There is no smallest infinitely large prime
Hint: Suppose toward a contradiction that $p$ is the smallest infinite prime. There is a prime between zero and $p$. Moreover, if there is a prime between $n$ and $p$, then there is a prime between $n+1$ and $p$. Therefore...
Hint: Use the fact that if $x\gt 1$, there is always a prime between $x$ and $2x$. (You will want to show that for any infinite $y$ there is an infinite $w$ such that $2w\le y$.)
Remarks: The "fact" is usually called Bertrand's Postulate, and has been a theorem since about $1850$.
Every recursive function is definable, so one could travel through the $n!$ route you suggested.
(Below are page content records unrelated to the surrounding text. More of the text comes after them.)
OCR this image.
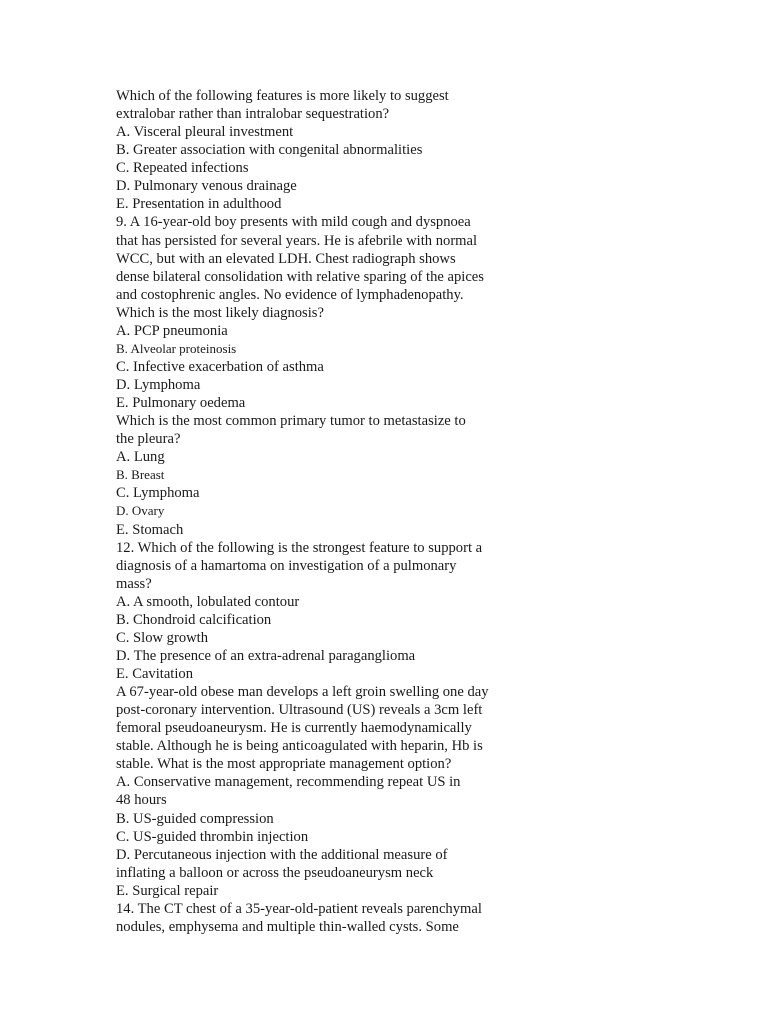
Which of the following features is more likely to suggest
extralobar rather than intralobar sequestration?
A. Visceral pleural investment
B. Greater association with congenital abnormalities
C. Repeated infections
D. Pulmonary venous drainage
E. Presentation in adulthood
9. A 16-year-old boy presents with mild cough and dyspnoea
that has persisted for several years. He is afebrile with normal
WCC, but with an elevated LDH. Chest radiograph shows
dense bilateral consolidation with relative sparing of the apices
and costophrenic angles. No evidence of lymphadenopathy.
Which is the most likely diagnosis?
A. PCP pneumonia
B. Alveolar proteinosis
C. Infective exacerbation of asthma
D. Lymphoma
E. Pulmonary oedema
Which is the most common primary tumor to metastasize to
the pleura?
A. Lung
B. Breast
C. Lymphoma
D. Ovary
E. Stomach
12. Which of the following is the strongest feature to support a
diagnosis of a hamartoma on investigation of a pulmonary
mass?
A. A smooth, lobulated contour
B. Chondroid calcification
C. Slow growth
D. The presence of an extra-adrenal paraganglioma
E. Cavitation
A 67-year-old obese man develops a left groin swelling one day
post-coronary intervention. Ultrasound (US) reveals a 3cm left
femoral pseudoaneurysm. He is currently haemodynamically
stable. Although he is being anticoagulated with heparin, Hb is
stable. What is the most appropriate management option?
A. Conservative management, recommending repeat US in
48 hours
B. US-guided compression
C. US-guided thrombin injection
D. Percutaneous injection with the additional measure of
inflating a balloon or across the pseudoaneurysm neck
E. Surgical repair
14. The CT chest of a 35-year-old-patient reveals parenchymal
nodules, emphysema and multiple thin-walled cysts. Some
I think appealing to overspill or induction in particular is overkill here; being an elementary extension is all we need.
First prove that a $\mathfrak B$-natural $n$ that is not infinitely large is in fact a standard element of $\mathbb N$. By assumption there is a standard real $r$ such that $n<r$, and then we also have $ n < m $ where $m$ is some standard natural larger than $r$. But the fact that every natural less than $m$ is one of $0,1,2,\ldots,m-1$ is a finite first-order sentence, and since it is true in $\mathfrak R$ it is also true in the elementary extension $\mathfrak B$. So $n$ is one of those particular standard naturals.
Next, in $\mathfrak R$ it is true that for every prime $p$ that doesn't equal $1+1$, there is a largest prime less than $p$. This is a first-order property and therefore true in $\mathfrak B$ too.
Therefore, if $p$ is any infinitely large prime, it has an immediate predecessor prime $q$.
All we now need to know is that $q$ itself is infinitely large. However, if $q$ is not infinitely large, then it's standard. And then since it is true in $\mathfrak R$ that the only prime that has $q$ as its immediate predecessor is such-and-such, this is also true in $\mathfrak B$, and $p$ must equal such-and-such. Which contradicts the assumption that $p$ was infinitely large.